O tema já ascendeu como polêmica no final de 2006 quando o presidente citou comunidades quilombolas e outros povos tradicionais como “empecilhos” ao “destravamento” do país. Os investimentos desejados e previstos no PAC em energia, como construção de barragens e a expansão da base produtiva de combustíveis renováveis, na construção de rodovias ou em siderurgia “esbarram” na luta de quilombolas, indígenas e outras comunidades que lutam pelo reconhecimento de terras tradicional ou produtivamente ocupadas.

Do outro lado, figura o poder do agronegócio, baseado em grandes propriedades e com quem o presidente manteve relação de composição durante seu primeiro mandato.
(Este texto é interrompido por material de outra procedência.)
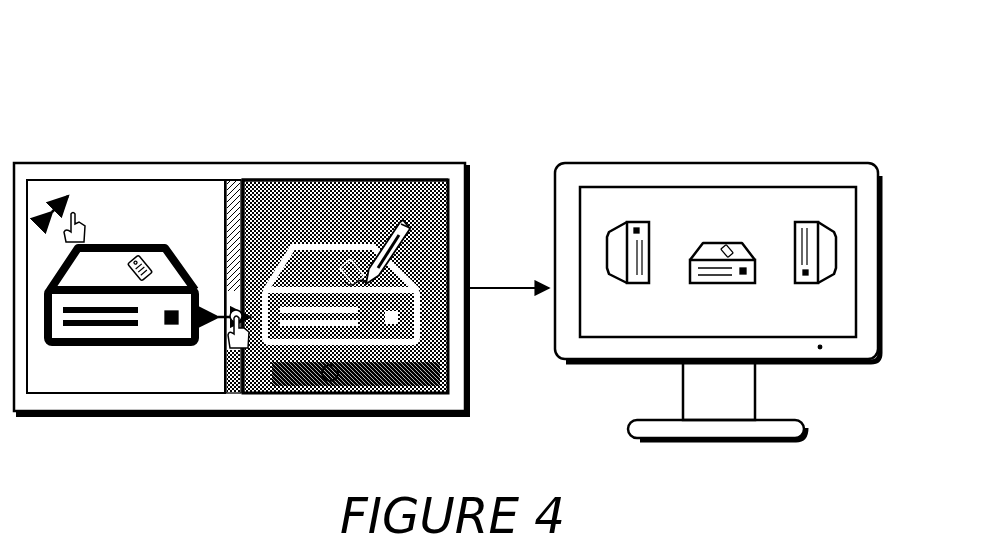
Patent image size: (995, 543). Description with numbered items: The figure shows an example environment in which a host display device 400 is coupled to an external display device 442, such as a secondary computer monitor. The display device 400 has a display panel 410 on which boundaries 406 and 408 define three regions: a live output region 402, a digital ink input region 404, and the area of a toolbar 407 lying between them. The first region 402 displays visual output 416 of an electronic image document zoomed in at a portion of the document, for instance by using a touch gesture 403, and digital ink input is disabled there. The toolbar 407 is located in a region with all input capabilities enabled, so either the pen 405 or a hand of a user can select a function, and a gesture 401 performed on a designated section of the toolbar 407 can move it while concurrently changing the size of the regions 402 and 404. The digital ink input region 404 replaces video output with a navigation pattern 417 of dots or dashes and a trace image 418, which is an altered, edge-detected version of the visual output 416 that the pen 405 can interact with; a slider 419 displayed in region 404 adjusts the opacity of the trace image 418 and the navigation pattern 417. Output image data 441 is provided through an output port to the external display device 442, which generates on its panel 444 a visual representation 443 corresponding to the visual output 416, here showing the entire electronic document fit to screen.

The display device 400 is at (164, 52).
The hand cursor on divider 401 is at (249, 350).
The first region 402 is at (114, 399).
The touch gesture 403 is at (79, 212).
The digital ink input region 404 is at (368, 176).
The pen 405 is at (402, 250).
The boundary 406 is at (247, 185).
The toolbar 407 is at (236, 180).
The boundary 408 is at (226, 182).
The display panel 410 is at (104, 178).
The visual output 416 is at (89, 387).
The navigation pattern 417 is at (428, 198).
The trace image 418 is at (378, 341).
The slider 419 is at (383, 378).
The output image data 441 is at (504, 293).
The external display device 442 is at (689, 110).
The visual representation 443 is at (648, 340).
The panel 444 is at (797, 188).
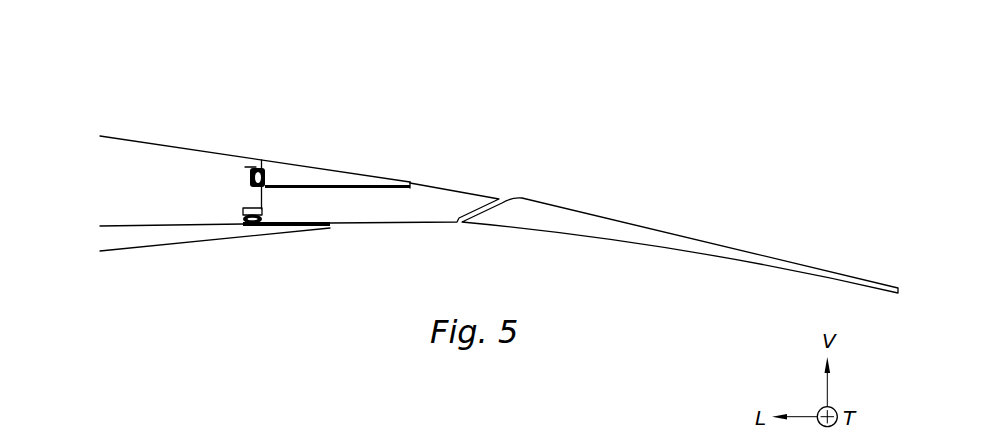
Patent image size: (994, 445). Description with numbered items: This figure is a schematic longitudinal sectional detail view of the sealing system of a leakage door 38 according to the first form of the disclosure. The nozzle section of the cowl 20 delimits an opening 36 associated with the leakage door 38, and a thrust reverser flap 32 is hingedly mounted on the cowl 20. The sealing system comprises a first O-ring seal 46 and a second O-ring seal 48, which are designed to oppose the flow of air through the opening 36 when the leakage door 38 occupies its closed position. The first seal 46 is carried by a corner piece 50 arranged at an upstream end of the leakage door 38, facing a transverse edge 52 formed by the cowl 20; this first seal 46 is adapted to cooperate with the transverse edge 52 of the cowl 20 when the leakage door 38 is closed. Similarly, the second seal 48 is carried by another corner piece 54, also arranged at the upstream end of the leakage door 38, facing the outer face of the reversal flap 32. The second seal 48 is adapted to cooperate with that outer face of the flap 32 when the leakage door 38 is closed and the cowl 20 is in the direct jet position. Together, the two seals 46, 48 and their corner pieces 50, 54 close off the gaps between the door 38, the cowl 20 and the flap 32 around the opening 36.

Exemplo disso é a famosa atualização dos índices de produtividade, medida que através de um simples decreto presidencial poderia gerar um efeito em cadeia pela desapropriação de áreas. “A manutenção deste índice é um mecanismo de concentração de riqueza enorme no país e impede a reforma agrária pois legitima o discurso de que a questão agrária está resolvida por que não tem mais terra improdutiva”, explica Moroni.
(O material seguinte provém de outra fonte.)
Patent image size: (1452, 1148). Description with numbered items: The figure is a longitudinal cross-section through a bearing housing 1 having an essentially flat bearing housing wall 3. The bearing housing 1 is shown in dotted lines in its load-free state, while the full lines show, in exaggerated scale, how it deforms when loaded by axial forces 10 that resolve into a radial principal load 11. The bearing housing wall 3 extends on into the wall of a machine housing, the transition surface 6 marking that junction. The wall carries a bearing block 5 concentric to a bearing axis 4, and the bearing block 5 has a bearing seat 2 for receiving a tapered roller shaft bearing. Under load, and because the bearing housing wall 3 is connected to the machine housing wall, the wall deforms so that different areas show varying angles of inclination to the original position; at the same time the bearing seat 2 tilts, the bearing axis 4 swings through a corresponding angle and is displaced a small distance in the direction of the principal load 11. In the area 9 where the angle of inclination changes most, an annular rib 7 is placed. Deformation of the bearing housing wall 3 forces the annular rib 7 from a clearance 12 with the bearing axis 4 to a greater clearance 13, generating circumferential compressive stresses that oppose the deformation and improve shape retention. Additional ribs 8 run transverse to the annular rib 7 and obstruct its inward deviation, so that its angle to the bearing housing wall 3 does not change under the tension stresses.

O desafio do presidente não é pequeno. Passa pela universalização de direitos como educação, saúde, alimentação, moradia, segurança pública e outros. Se no primeiro mandato foi possível achar uma acomodação de interesses, sustentada pela contenção dos movimentos sociais frente à comparação das tímidas medidas sociais com a época FHC, neste o cobertor fica cada vez mais curto. O governo terá de mostrar, assim, se efetivará uma complexa engenharia capaz de acomodar novamente os interesses diversos ou se as diferenças gritantes que marcam o quadro social no Brasil ascenderão de maneira mais radical aos olhos de toda a sociedade.